Approches participatives

La FAO doit adopter une approche plus participative de ses activités. Bien qu'elle ait déjà commencé, il reste encore à faire à divers niveaux. D'abord, au sein du Département des forêts lui-même, nous nous efforcerons de veiller à ce que l'information soit rapidement diffusée d'une division à l'autre, et des équipes chargées des principales questions ont été mises en place. Ensuite, il doit y avoir une bonne collaboration entre les principaux départements de la FAO de manière que l'on puisse s'occuper plus efficacement des liens intersectoriels. Là encore, la plupart des mécanismes sont déjà en place, mais il sera important de ne pas relâcher les efforts et de chercher des moyens d'améliorer l'efficacité.

Il faut également renforcer le sens du partenariat entre les organisations internationales qui s'occupent des questions forestières. Aucune instance ne dispose à elle seule des ressources ou des compétences nécessaires pour s'occuper de toutes les dimensions des problèmes forestiers mondiaux. Il faut donc renforcer la collaboration et réduire les chevauchements d'activités, de manière à mieux tirer profit des compétences et ressources. Les gouvernements, en particulier, l'ont demandé à maintes reprises, et la FAO peut et doit jouer un rôle de premier plan pour favoriser cet esprit de partenariat.

La FAO doit mettre au point de meilleurs moyens de solliciter, d'évaluer et d'utiliser les avis et l'expérience des organisations non gouvernementales. Bien que nous soyons une organisation intergouvernementale, et qu'à ce titre nous communiquions essentiellement avec nos gouvernements membres, ceux-ci ne doivent pas être nos seuls interlocuteurs. Nous devons recevoir des apports d'un large éventail de groupements d'intérêts, et notamment l'industrie forestière privée et les organisations non gouvernementales représentant des intérêts au point de vue de l'environnement et du développement et les populations locales. Bien que la FAO bénéficie depuis de nombreuses années des services de groupes consultatifs d'industries privées, ce n'est qu'au début de cette année qu'elle a convoqué pour la première fois une réunion spéciale pour solliciter des apports des organisations non gouvernementales qui s'occupent de la conservation et du développement. Ces efforts doivent être maintenus et renforcés aux plans international, national et local.
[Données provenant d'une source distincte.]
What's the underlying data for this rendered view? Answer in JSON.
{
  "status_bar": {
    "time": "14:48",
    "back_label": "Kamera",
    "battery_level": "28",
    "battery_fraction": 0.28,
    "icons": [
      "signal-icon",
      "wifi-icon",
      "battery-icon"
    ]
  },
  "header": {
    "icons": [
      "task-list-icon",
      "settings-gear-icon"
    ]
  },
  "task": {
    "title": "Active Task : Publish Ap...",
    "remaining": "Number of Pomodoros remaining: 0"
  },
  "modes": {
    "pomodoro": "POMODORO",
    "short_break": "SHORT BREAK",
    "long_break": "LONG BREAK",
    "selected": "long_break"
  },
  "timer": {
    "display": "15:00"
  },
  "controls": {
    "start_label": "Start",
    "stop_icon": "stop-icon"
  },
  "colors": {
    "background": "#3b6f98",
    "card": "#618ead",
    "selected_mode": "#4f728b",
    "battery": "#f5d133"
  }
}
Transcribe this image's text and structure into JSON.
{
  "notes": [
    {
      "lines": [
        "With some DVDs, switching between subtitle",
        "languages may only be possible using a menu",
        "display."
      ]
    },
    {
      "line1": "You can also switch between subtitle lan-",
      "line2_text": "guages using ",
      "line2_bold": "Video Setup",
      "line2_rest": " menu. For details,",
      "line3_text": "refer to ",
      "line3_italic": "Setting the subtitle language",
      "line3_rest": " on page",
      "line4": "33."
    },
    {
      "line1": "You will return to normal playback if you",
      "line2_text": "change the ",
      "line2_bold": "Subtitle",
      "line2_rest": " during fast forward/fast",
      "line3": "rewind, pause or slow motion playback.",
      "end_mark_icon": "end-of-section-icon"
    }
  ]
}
Utilisation efficace de la structure administrative actuelle

Il est primordial de mieux utiliser le tissu administratif en place et les capacités de la FAO. Avec plus de 170 membres, ainsi que des représentations dans de nombreux pays, six commissions forestières régionales et de nombreux comités consultatifs permanents, la FAO dispose d'un tissu institutionnel unique en son genre. Nous devons veiller à faire un usage optimal de cette structure, notamment en renforçant nos commissions forestières régionales. Ces organes doivent se faire l'écho du débat de politique concernant les questions forestières régionales et doivent permettre de promouvoir la collaboration régionale afin d'aborder les problèmes forestiers. Ils doivent en outre devenir une des principales sources d'avis donnés à la FAO.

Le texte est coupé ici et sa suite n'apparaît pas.